Writer: Ayeen Forootan
Harkis
Harkis is pretty much the sort of foursquare historical drama one would typically associate with Rachid Bouchareb (who was back in Cannes in 2022 with his own historical drama, Our Brothers). Serviceably directed by Philippe Faucon, Harkis chronicles the final months of the Algerian War, as experienced by the so-called harkis, those Algerians who signed up to fight on behalf of France and against the FLN. These men had many different reasons for doing so. Some, such as Saleh (Mohamad Mouffok), simply couldn’t find other paying work during the war, and thought that enlisting was his family’s best hope for survival. Others, like the Captain (Yannick Choriat), appear to have true faith in the French cause. Others just didn’t like the FLN for personal reasons. (Anyone who’s seen The Battle of Algiers, a frankly pro-FLN cine-tract, will recall that the group’s brand of Islamic revolution could be rather unforgiving toward those Algerians with more secular inclinations.)
But even as the harkis fought under French command, De Gaulle was working with the FLN representatives on a ceasefire and withdrawal. As Harkis makes painfully clear, these men were sold a bill of goods by the French nation, tempted by guarantees of full citizenship and resettlement in their adopted motherland in exchange for their service. Any student of history knows that casting one’s lot with the occupying colonial power seldom yields the desired consequences, but as Harkis demonstrates, these men were most often making the least-worst available choice.
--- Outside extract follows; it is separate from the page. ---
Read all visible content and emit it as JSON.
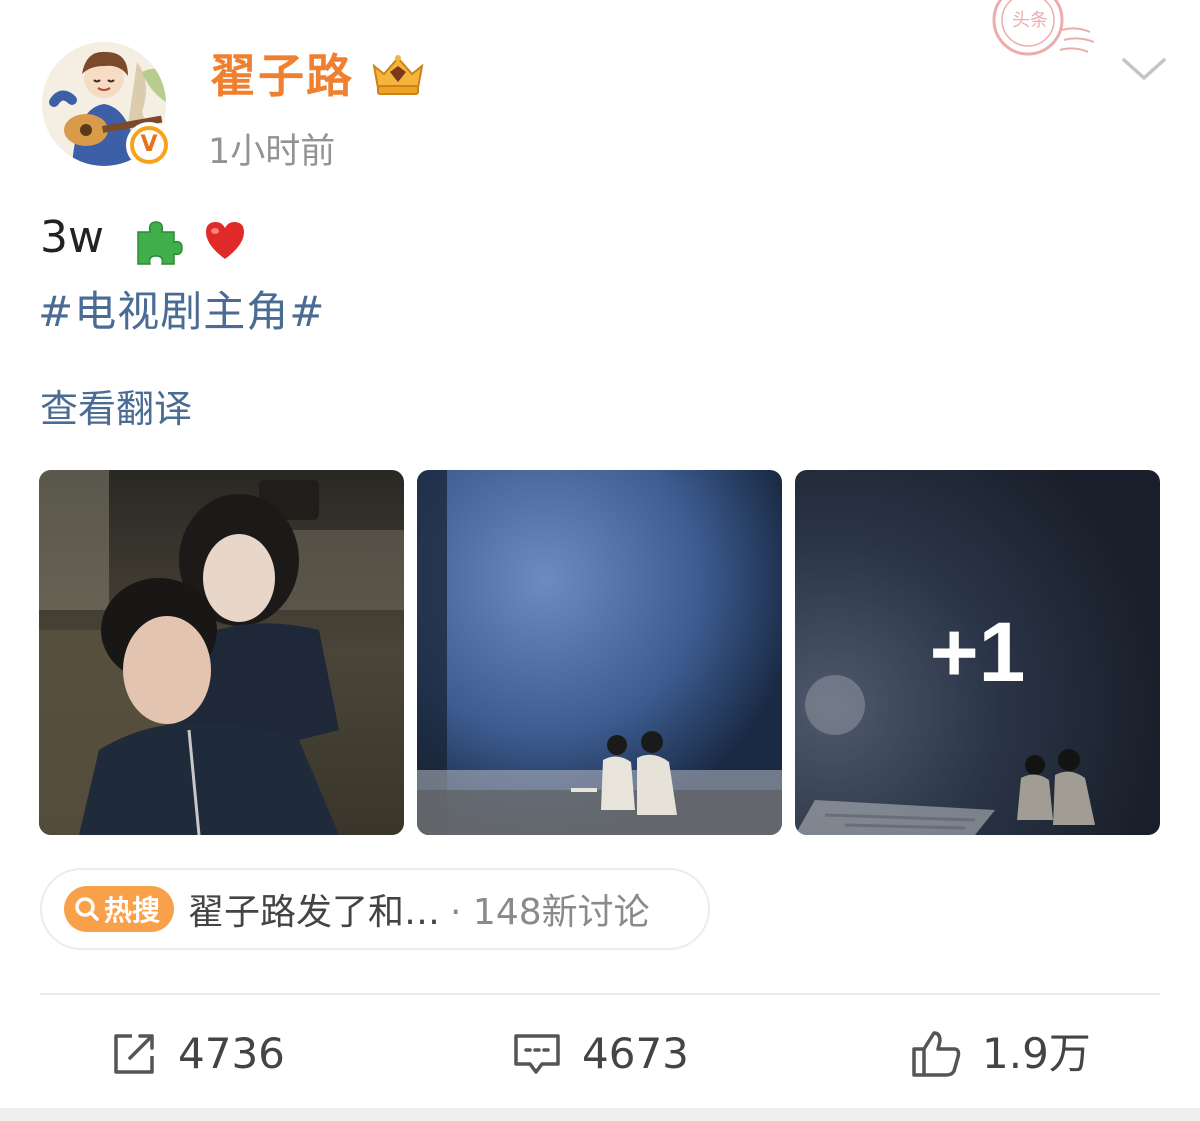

In the end, France did not want them — “assimilation would be too hard,” one officer opines — and they were left behind in a society that viewed them and their families as murderous traitors. While there is nothing cinematically remarkable about Harkis, it makes its point with admirable economy (it’s a slim 85 minutes) and speaks frankly about a group of Algerians who were uniquely screwed by the false promises of colonial history, asked to betray their fellow Muslims in the name of some higher ideal that, as far as the Gaullists were concerned, evaporated as soon as these soldiers had outlived their usefulness.